Composition and Dynamic Symmetry

Along the trail of learning in the art world we at some point have to accept the fact that composition is a crucial element to a complete painting process. This was a subject I put off learning for some time. I was probably like the new music student learning the notes to play an instrument who says to his instructor “Do I have to learn all of this? Can’t you just teach me to play a song?”. I just wanted to paint. Composition and color theory and all that stuff seemed like such a boor!

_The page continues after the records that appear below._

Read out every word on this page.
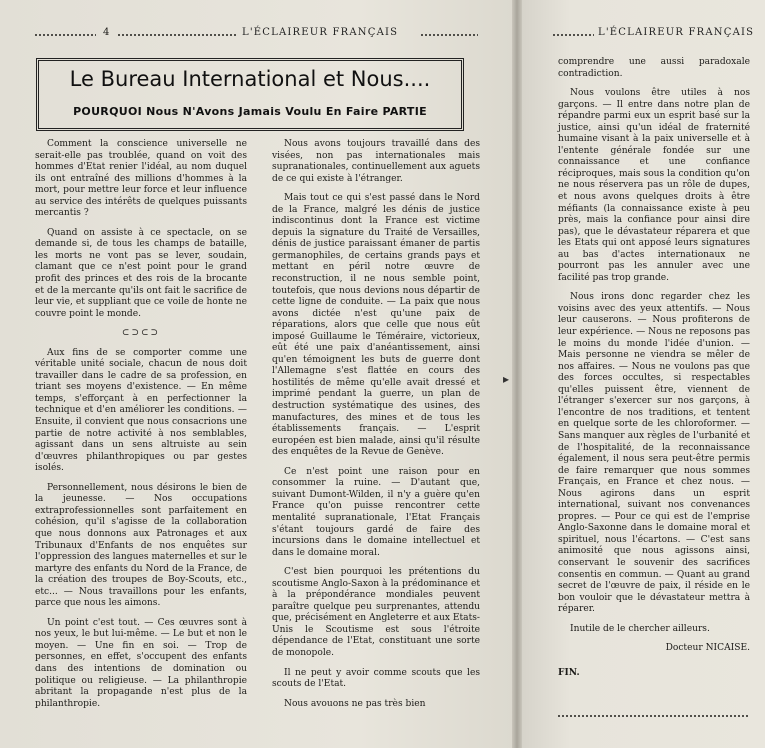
4	L'ÉCLAIREUR FRANÇAIS	L'ÉCLAIREUR FRANÇAIS
Le Bureau International et Nous....
POURQUOI Nous N'Avons Jamais Voulu En Faire PARTIE

Comment la conscience universelle ne serait-elle pas troublée, quand on voit des hommes d'Etat renier l'idéal, au nom duquel ils ont entraîné des millions d'hommes à la mort, pour mettre leur force et leur influence au service des intérêts de quelques puissants mercantis ?

Quand on assiste à ce spectacle, on se demande si, de tous les champs de bataille, les morts ne vont pas se lever, soudain, clamant que ce n'est point pour le grand profit des princes et des rois de la brocante et de la mercante qu'ils ont fait le sacrifice de leur vie, et suppliant que ce voile de honte ne couvre point le monde.

⊂⊃⊂⊃

Aux fins de se comporter comme une véritable unité sociale, chacun de nous doit travailler dans le cadre de sa profession, en triant ses moyens d'existence. — En même temps, s'efforçant à en perfectionner la technique et d'en améliorer les conditions. — Ensuite, il convient que nous consacrions une partie de notre activité à nos semblables, agissant dans un sens altruiste au sein d'œuvres philanthropiques ou par gestes isolés.

Personnellement, nous désirons le bien de la jeunesse. — Nos occupations extraprofessionnelles sont parfaitement en cohésion, qu'il s'agisse de la collaboration que nous donnons aux Patronages et aux Tribunaux d'Enfants de nos enquêtes sur l'oppression des langues maternelles et sur le martyre des enfants du Nord de la France, de la création des troupes de Boy-Scouts, etc., etc... — Nous travaillons pour les enfants, parce que nous les aimons.

Un point c'est tout. — Ces œuvres sont à nos yeux, le but lui-même. — Le but et non le moyen. — Une fin en soi. — Trop de personnes, en effet, s'occupent des enfants dans des intentions de domination ou politique ou religieuse. — La philanthropie abritant la propagande n'est plus de la philanthropie.

Nous avons toujours travaillé dans des visées, non pas internationales mais supranationales, continuellement aux aguets de ce qui existe à l'étranger.

Mais tout ce qui s'est passé dans le Nord de la France, malgré les dénis de justice indiscontinus dont la France est victime depuis la signature du Traité de Versailles, dénis de justice paraissant émaner de partis germanophiles, de certains grands pays et mettant en péril notre œuvre de reconstruction, il ne nous semble point, toutefois, que nous devions nous départir de cette ligne de conduite. — La paix que nous avons dictée n'est qu'une paix de réparations, alors que celle que nous eût imposé Guillaume le Téméraire, victorieux, eût été une paix d'anéantissement, ainsi qu'en témoignent les buts de guerre dont l'Allemagne s'est flattée en cours des hostilités de même qu'elle avait dressé et imprimé pendant la guerre, un plan de destruction systématique des usines, des manufactures, des mines et de tous les établissements français. — L'esprit européen est bien malade, ainsi qu'il résulte des enquêtes de la Revue de Genève.

Ce n'est point une raison pour en consommer la ruine. — D'autant que, suivant Dumont-Wilden, il n'y a guère qu'en France qu'on puisse rencontrer cette mentalité supranationale, l'Etat Français s'étant toujours gardé de faire des incursions dans le domaine intellectuel et dans le domaine moral.

C'est bien pourquoi les prétentions du scoutisme Anglo-Saxon à la prédominance et à la prépondérance mondiales peuvent paraître quelque peu surprenantes, attendu que, précisément en Angleterre et aux Etats-Unis le Scoutisme est sous l'étroite dépendance de l'Etat, constituant une sorte de monopole.

Il ne peut y avoir comme scouts que les scouts de l'Etat.

Nous avouons ne pas très bien

▸

comprendre une aussi paradoxale contradiction.

Nous voulons être utiles à nos garçons. — Il entre dans notre plan de répandre parmi eux un esprit basé sur la justice, ainsi qu'un idéal de fraternité humaine visant à la paix universelle et à l'entente générale fondée sur une connaissance et une confiance réciproques, mais sous la condition qu'on ne nous réservera pas un rôle de dupes, et nous avons quelques droits à être méfiants (la connaissance existe à peu près, mais la confiance pour ainsi dire pas), que le dévastateur réparera et que les Etats qui ont apposé leurs signatures au bas d'actes internationaux ne pourront pas les annuler avec une facilité pas trop grande.

Nous irons donc regarder chez les voisins avec des yeux attentifs. — Nous leur causerons. — Nous profiterons de leur expérience. — Nous ne reposons pas le moins du monde l'idée d'union. — Mais personne ne viendra se mêler de nos affaires. — Nous ne voulons pas que des forces occultes, si respectables qu'elles puissent être, viennent de l'étranger s'exercer sur nos garçons, à l'encontre de nos traditions, et tentent en quelque sorte de les chloroformer. — Sans manquer aux règles de l'urbanité et de l'hospitalité, de la reconnaissance également, il nous sera peut-être permis de faire remarquer que nous sommes Français, en France et chez nous. — Nous agirons dans un esprit international, suivant nos convenances propres. — Pour ce qui est de l'emprise Anglo-Saxonne dans le domaine moral et spirituel, nous l'écartons. — C'est sans animosité que nous agissons ainsi, conservant le souvenir des sacrifices consentis en commun. — Quant au grand secret de l'œuvre de paix, il réside en le bon vouloir que le dévastateur mettra à réparer.

Inutile de le chercher ailleurs.

Docteur NICAISE.

FIN.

But as musical notes give the musician freedom to play and create beautiful sounds so does composition add to the painter’s ability to successfully express on canvas with the bonus of engaging and leading the viewer.

Whether using a basic “L” or “S” shape or a bit more complex application, I am convinced that any path to follow is better than none at all. I can highly recommend a book by Ian Roberts, “Mastering Composition” for an in-depth introduction. I am a big fan of structure and processes and Ian does a fantastic job of cleanly laying out information in a way that allows you to memorize the concepts.

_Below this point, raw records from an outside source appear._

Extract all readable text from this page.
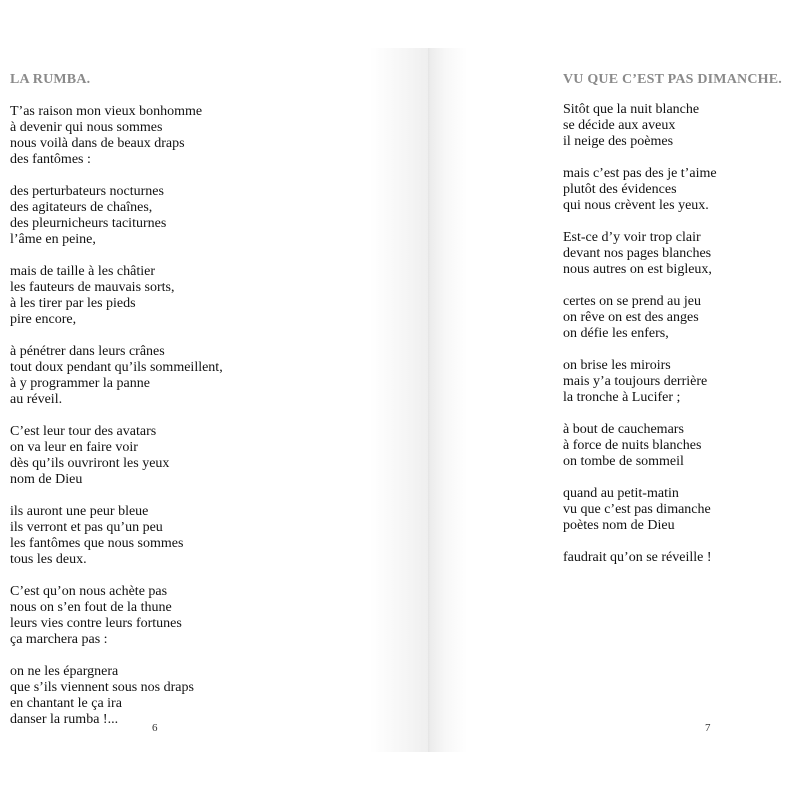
LA RUMBA.
T’as raison mon vieux bonhomme
à devenir qui nous sommes
nous voilà dans de beaux draps
des fantômes :
des perturbateurs nocturnes
des agitateurs de chaînes,
des pleurnicheurs taciturnes
l’âme en peine,
mais de taille à les châtier
les fauteurs de mauvais sorts,
à les tirer par les pieds
pire encore,
à pénétrer dans leurs crânes
tout doux pendant qu’ils sommeillent,
à y programmer la panne
au réveil.
C’est leur tour des avatars
on va leur en faire voir
dès qu’ils ouvriront les yeux
nom de Dieu
ils auront une peur bleue
ils verront et pas qu’un peu
les fantômes que nous sommes
tous les deux.
C’est qu’on nous achète pas
nous on s’en fout de la thune
leurs vies contre leurs fortunes
ça marchera pas :
on ne les épargnera
que s’ils viennent sous nos draps
en chantant le ça ira
danser la rumba !...
6
VU QUE C’EST PAS DIMANCHE.
Sitôt que la nuit blanche
se décide aux aveux
il neige des poèmes
mais c’est pas des je t’aime
plutôt des évidences
qui nous crèvent les yeux.
Est-ce d’y voir trop clair
devant nos pages blanches
nous autres on est bigleux,
certes on se prend au jeu
on rêve on est des anges
on défie les enfers,
on brise les miroirs
mais y’a toujours derrière
la tronche à Lucifer ;
à bout de cauchemars
à force de nuits blanches
on tombe de sommeil
quand au petit-matin
vu que c’est pas dimanche
poètes nom de Dieu
faudrait qu’on se réveille !
7
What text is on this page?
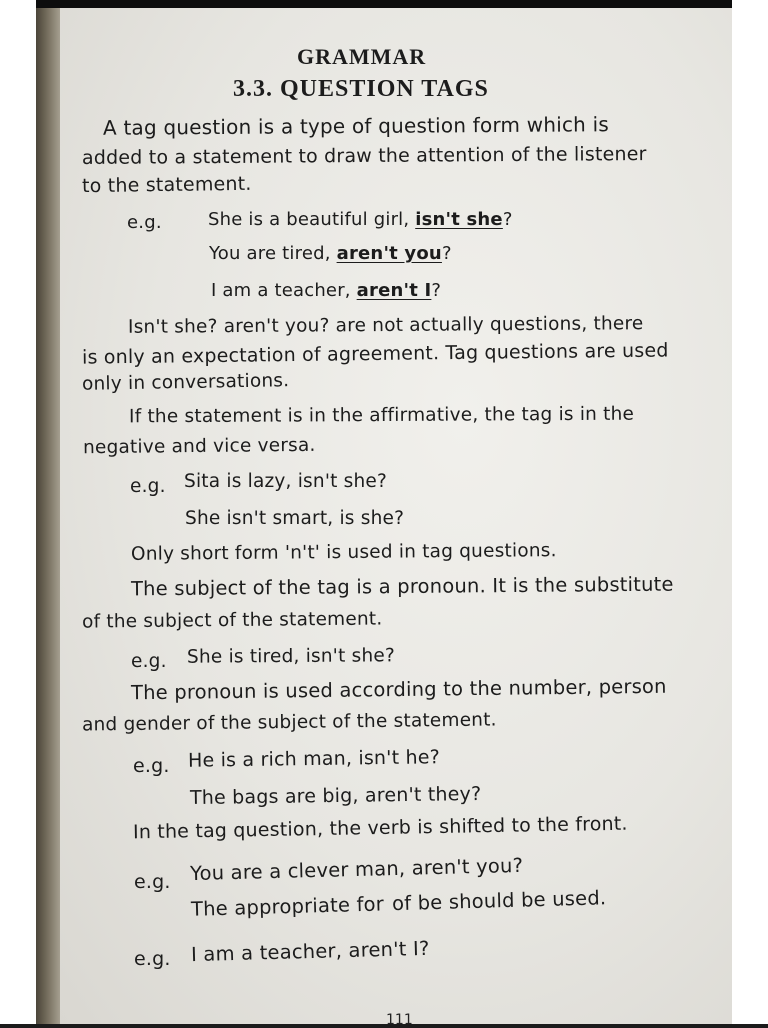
GRAMMAR
3.3. QUESTION TAGS
A tag question is a type of question form which is
added to a statement to draw the attention of the listener
to the statement.
e.g.	She is a beautiful girl, isn't she?
You are tired, aren't you?
I am a teacher, aren't I?
Isn't she? aren't you? are not actually questions, there
is only an expectation of agreement. Tag questions are used
only in conversations.
If the statement is in the affirmative, the tag is in the
negative and vice versa.
e.g. Sita is lazy, isn't she?
She isn't smart, is she?
Only short form 'n't' is used in tag questions.
The subject of the tag is a pronoun. It is the substitute
of the subject of the statement.
e.g. She is tired, isn't she?
The pronoun is used according to the number, person
and gender of the subject of the statement.
e.g. He is a rich man, isn't he?
The bags are big, aren't they?
In the tag question, the verb is shifted to the front.
e.g. You are a clever man, aren't you?
The appropriate for  of be should be used.
e.g. I am a teacher, aren't I?
111
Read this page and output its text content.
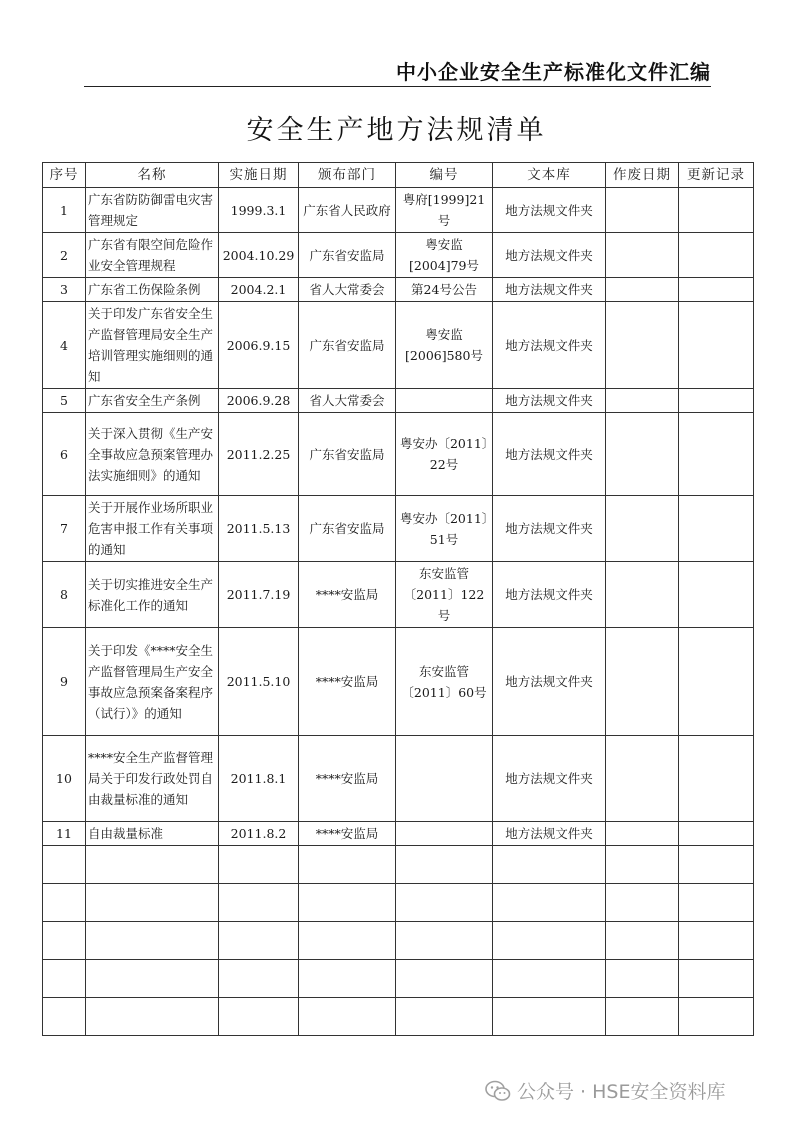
中小企业安全生产标准化文件汇编
安全生产地方法规清单
序号	名称	实施日期	颁布部门	编号	文本库	作废日期	更新记录
1	广东省防防御雷电灾害管理规定	1999.3.1	广东省人民政府	粤府[1999]21号	地方法规文件夹		
2	广东省有限空间危险作业安全管理规程	2004.10.29	广东省安监局	粤安监[2004]79号	地方法规文件夹		
3	广东省工伤保险条例	2004.2.1	省人大常委会	第24号公告	地方法规文件夹		
4	关于印发广东省安全生产监督管理局安全生产培训管理实施细则的通知	2006.9.15	广东省安监局	粤安监[2006]580号	地方法规文件夹		
5	广东省安全生产条例	2006.9.28	省人大常委会		地方法规文件夹		
6	关于深入贯彻《生产安全事故应急预案管理办法实施细则》的通知	2011.2.25	广东省安监局	粤安办〔2011〕22号	地方法规文件夹		
7	关于开展作业场所职业危害申报工作有关事项的通知	2011.5.13	广东省安监局	粤安办〔2011〕51号	地方法规文件夹		
8	关于切实推进安全生产标准化工作的通知	2011.7.19	****安监局	东安监管〔2011〕122号	地方法规文件夹		
9	关于印发《****安全生产监督管理局生产安全事故应急预案备案程序（试行）》的通知	2011.5.10	****安监局	东安监管〔2011〕60号	地方法规文件夹		
10	****安全生产监督管理局关于印发行政处罚自由裁量标准的通知	2011.8.1	****安监局		地方法规文件夹		
11	自由裁量标准	2011.8.2	****安监局		地方法规文件夹		

公众号 · HSE安全资料库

Of the many available tools to composing I have used one more than any other. A method that utilizes the golden mean called Dynamic Symmetry. The golden mean was used by the ancient Greeks in art and architecture and can be found everywhere in nature, even our own bodies. It is said to be the most appealing mathematical division of form and is calculated using a 1 to 1.618 ratio on any length of distance. For example a canvas of a 20″ width would have a golden mean vertically at 12.36″ (20/1.618). If the canvas was also 10″ high the horizontal golden mean would be 6.18″ (10/1.618). The “sweet spot” of a painting is said to be where these vertical and horizontal lines intersect one another.

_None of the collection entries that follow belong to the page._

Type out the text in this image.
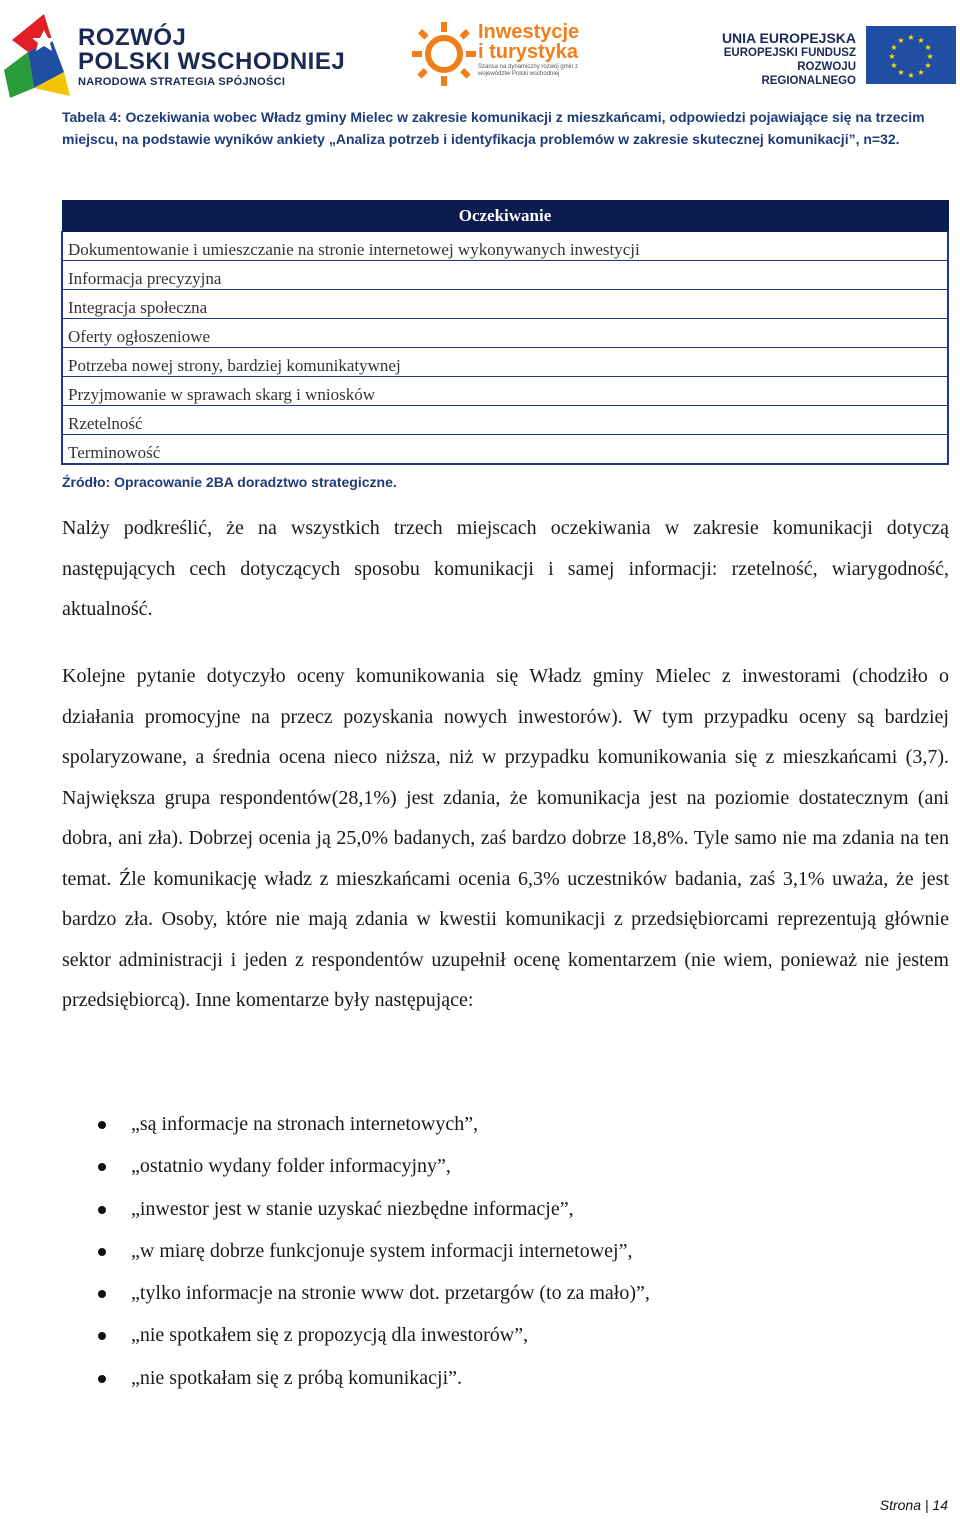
ROZWÓJ
POLSKI WSCHODNIEJ
NARODOWA STRATEGIA SPÓJNOŚCI
Inwestycje
i turystyka
Szansa na dynamiczny rozwój gmin z województw Polski wschodniej
UNIA EUROPEJSKA
EUROPEJSKI FUNDUSZ
ROZWOJU REGIONALNEGO
★ ★
★
★
★
★
★
★
★
★
★
★
Tabela 4: Oczekiwania wobec Władz gminy Mielec w zakresie komunikacji z mieszkańcami, odpowiedzi pojawiające się na trzecim miejscu, na podstawie wyników ankiety „Analiza potrzeb i identyfikacja problemów w zakresie skutecznej komunikacji”, n=32.
Oczekiwanie
Dokumentowanie i umieszczanie na stronie internetowej wykonywanych inwestycji
Informacja precyzyjna
Integracja społeczna
Oferty ogłoszeniowe
Potrzeba nowej strony, bardziej komunikatywnej
Przyjmowanie w sprawach skarg i wniosków
Rzetelność
Terminowość
Źródło: Opracowanie 2BA doradztwo strategiczne.

Nalży podkreślić, że na wszystkich trzech miejscach oczekiwania w zakresie komunikacji dotyczą następujących cech dotyczących sposobu komunikacji i samej informacji: rzetelność, wiarygodność, aktualność.

Kolejne pytanie dotyczyło oceny komunikowania się Władz gminy Mielec z inwestorami (chodziło o działania promocyjne na przecz pozyskania nowych inwestorów). W tym przypadku oceny są bardziej spolaryzowane, a średnia ocena nieco niższa, niż w przypadku komunikowania się z mieszkańcami (3,7). Największa grupa respondentów(28,1%) jest zdania, że komunikacja jest na poziomie dostatecznym (ani dobra, ani zła). Dobrzej ocenia ją 25,0% badanych, zaś bardzo dobrze 18,8%. Tyle samo nie ma zdania na ten temat. Źle komunikację władz z mieszkańcami ocenia 6,3% uczestników badania, zaś 3,1% uważa, że jest bardzo zła. Osoby, które nie mają zdania w kwestii komunikacji z przedsiębiorcami reprezentują głównie sektor administracji i jeden z respondentów uzupełnił ocenę komentarzem (nie wiem, ponieważ nie jestem przedsiębiorcą). Inne komentarze były następujące:

„są informacje na stronach internetowych”,
„ostatnio wydany folder informacyjny”,
„inwestor jest w stanie uzyskać niezbędne informacje”,
„w miarę dobrze funkcjonuje system informacji internetowej”,
„tylko informacje na stronie www dot. przetargów (to za mało)”,
„nie spotkałem się z propozycją dla inwestorów”,
„nie spotkałam się z próbą komunikacji”.
Strona | 14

As with many things the introduction of one concept or idea often leads to others. In this case the discovery of the golden mean lead me straight to Dynamic Symmetry. Using the same 1 to 1.618 ratio it also divides the canvas into multiple useful sections as shown in the below example.

Example of Dynamic Symmetry. To do this yourself first find the ratio of 1:1.618. Next I have color coded the lines to allow us to put them in the proper order. At the measured distance of 1:1.618 lay in the light blue line. Next the orange, yellow, green, blue and red. If done correctly your series of lines should look just like mine. (No, you don’t have to do them in color) The smallest rectangle is your “sweet spot” and the other lines can be used with your composition.

This method has been used successfully by many artists from Da Vinci to the father of wildlife painting Carl Rungius. I have done a layover to one of my paintings, “The Playground” to better demonstrate Dynamic Symmetry in action.

“The Playground” by Joe Kronenberg with Dynamic Symmetry layover.

Though I was unable to get a wolf’s head completely into the sweet spot, all four heads surround it. Notice also the eyes of the black wolf are on one of the lines. The diagonal line on the left separates the black wolf with the white wolf next to it. The wolf stepping on the rock is almost completely enclosed into one of the triangles with its leg on the right following the angle of one of the lines while the leg on the left lies directly at the golden mean line. Also notice how the black wolf is almost completely enclosed in the inverted triangle created by the diagonal and the line at its eye. And finally, I was able to structure the entire painting on the larger triangle created by the two angled lines. Triangles have been used as armatures for centuries having a fantastic visual appeal.

You can probably tell I have embraced and even gotten excited about compositions. Like that music student when he decided the real freedom lied in learning to read notes, I can now better express on canvas. There are those who argue this golden mean idea is nonsense and makes little difference where the viewer is concerned. I can’t say I agree, but the truth is, I don’t really know. What I do know is at the very least compositional tools give the artist structure. With structure comes peace of mind and confidence in your painting process.